A working mom, McCammon had a baby when she began graduate school, and taught at PCHS for a year while she finished her master’s requirements, which she had started while teaching at Polk Central.. In all, it took her four years to earn her master’s degree.
How does McCammon view her responsibilities as an educator?
“I want them (the students) to broaden their minds, to learn something about themselves, but about others, too . . . to think critically. I hope we realize that we just can’t feed, and have kids spit out. The kids kind of keep me on my toes. I like that intellectual debate. These are smart kids.”
McCammon is a sponsor of the Key Club, a service club affiliated with Kiwanis International. Key Club is a high school version of Kiwanis. Students participating in Key Club perform fifty hours of community service. Tryon Kiwanis is the sponsoring club for PCHS.
Individuals in the community contact the school, asking for volunteers for certain projects. Students often provide their own ideas. For example, one of McCammon’s students originated the “Sunshine Project,” and visited nursing home patients. That experience provided students with new outlooks, McCammon remarked.
Another student with the high school’s Interact Club, a service club associated with Rotary International, helped stage a winter festival.
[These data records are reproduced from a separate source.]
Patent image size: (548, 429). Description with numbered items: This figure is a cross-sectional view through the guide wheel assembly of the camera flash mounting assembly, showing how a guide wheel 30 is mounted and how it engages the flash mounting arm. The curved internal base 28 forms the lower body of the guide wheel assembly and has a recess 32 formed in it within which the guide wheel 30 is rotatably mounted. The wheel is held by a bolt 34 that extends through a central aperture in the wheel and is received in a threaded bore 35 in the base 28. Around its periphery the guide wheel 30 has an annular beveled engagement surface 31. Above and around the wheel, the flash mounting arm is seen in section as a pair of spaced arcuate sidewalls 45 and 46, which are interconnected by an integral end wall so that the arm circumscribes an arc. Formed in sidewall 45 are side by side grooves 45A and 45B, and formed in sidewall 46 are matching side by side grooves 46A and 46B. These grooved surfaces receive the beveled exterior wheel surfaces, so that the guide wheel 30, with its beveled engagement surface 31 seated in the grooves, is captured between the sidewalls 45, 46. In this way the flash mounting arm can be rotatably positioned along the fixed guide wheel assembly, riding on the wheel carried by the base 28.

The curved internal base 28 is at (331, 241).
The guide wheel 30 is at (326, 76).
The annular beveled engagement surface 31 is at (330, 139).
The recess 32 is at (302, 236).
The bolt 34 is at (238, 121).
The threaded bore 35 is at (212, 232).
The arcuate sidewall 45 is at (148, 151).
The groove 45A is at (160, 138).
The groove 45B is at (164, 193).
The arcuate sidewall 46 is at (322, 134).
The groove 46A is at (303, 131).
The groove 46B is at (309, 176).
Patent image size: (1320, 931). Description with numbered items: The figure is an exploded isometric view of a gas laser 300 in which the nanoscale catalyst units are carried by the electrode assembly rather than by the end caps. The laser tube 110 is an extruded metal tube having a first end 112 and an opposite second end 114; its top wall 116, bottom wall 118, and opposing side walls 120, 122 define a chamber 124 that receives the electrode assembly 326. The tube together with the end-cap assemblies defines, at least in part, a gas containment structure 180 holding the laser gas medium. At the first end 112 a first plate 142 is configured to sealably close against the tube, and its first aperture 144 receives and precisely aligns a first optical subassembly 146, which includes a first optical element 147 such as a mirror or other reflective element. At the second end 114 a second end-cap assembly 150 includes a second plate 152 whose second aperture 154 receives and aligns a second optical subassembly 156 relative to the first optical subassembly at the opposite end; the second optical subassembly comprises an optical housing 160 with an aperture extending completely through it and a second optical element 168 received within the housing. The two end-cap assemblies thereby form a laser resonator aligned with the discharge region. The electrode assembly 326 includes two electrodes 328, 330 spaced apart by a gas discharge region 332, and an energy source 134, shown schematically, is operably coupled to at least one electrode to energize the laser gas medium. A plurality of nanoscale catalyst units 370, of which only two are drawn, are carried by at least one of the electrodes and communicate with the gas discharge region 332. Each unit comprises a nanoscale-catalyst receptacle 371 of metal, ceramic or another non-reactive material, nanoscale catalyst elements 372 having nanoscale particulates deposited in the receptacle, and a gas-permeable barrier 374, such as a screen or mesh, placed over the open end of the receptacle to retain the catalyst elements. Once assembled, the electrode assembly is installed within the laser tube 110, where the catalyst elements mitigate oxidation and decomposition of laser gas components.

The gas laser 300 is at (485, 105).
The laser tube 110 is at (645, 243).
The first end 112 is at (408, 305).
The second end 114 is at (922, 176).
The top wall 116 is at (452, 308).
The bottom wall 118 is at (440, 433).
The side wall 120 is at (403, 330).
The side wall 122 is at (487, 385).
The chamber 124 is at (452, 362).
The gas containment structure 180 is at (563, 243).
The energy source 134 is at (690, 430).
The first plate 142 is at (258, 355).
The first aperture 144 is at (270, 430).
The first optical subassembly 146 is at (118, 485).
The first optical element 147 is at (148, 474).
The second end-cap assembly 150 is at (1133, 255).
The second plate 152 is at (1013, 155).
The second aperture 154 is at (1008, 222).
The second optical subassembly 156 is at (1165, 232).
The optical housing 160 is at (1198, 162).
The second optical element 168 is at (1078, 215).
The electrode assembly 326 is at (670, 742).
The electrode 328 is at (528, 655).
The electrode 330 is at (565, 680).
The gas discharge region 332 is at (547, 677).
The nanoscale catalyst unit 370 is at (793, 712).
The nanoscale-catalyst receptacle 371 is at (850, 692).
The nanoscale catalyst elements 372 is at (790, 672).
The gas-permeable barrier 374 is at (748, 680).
This festival was a dance with an admission fee that raised funds for the Polk County Sheriff’s Department and for Smile Train, a project in which dental professionals use their skills to provide corrective surgery to children born with cleft lips or palates, and whose families cannot afford the work.
With class sizes ranging from as few as 10-15 students to about 22, McCammon is able to provide quality attention to each student.
“I try to get them to talk, and be comfortable talking in a group,” she said.
The ease of and availability of electronic communication is an incentive for McCammon to help her students interact verbally.
When students pass through her classes each year, it’s difficult, she said, to know if she’s made a difference in someone’s life.
“You don’t know for sure if you’ve had an impact, but you hope. I had great high school English teachers,” McCammon recalled. “They pushed me.”
“However, I have an opportunity to make a difference. They’re the future, so I hope to have an impact,” McCammon reflected.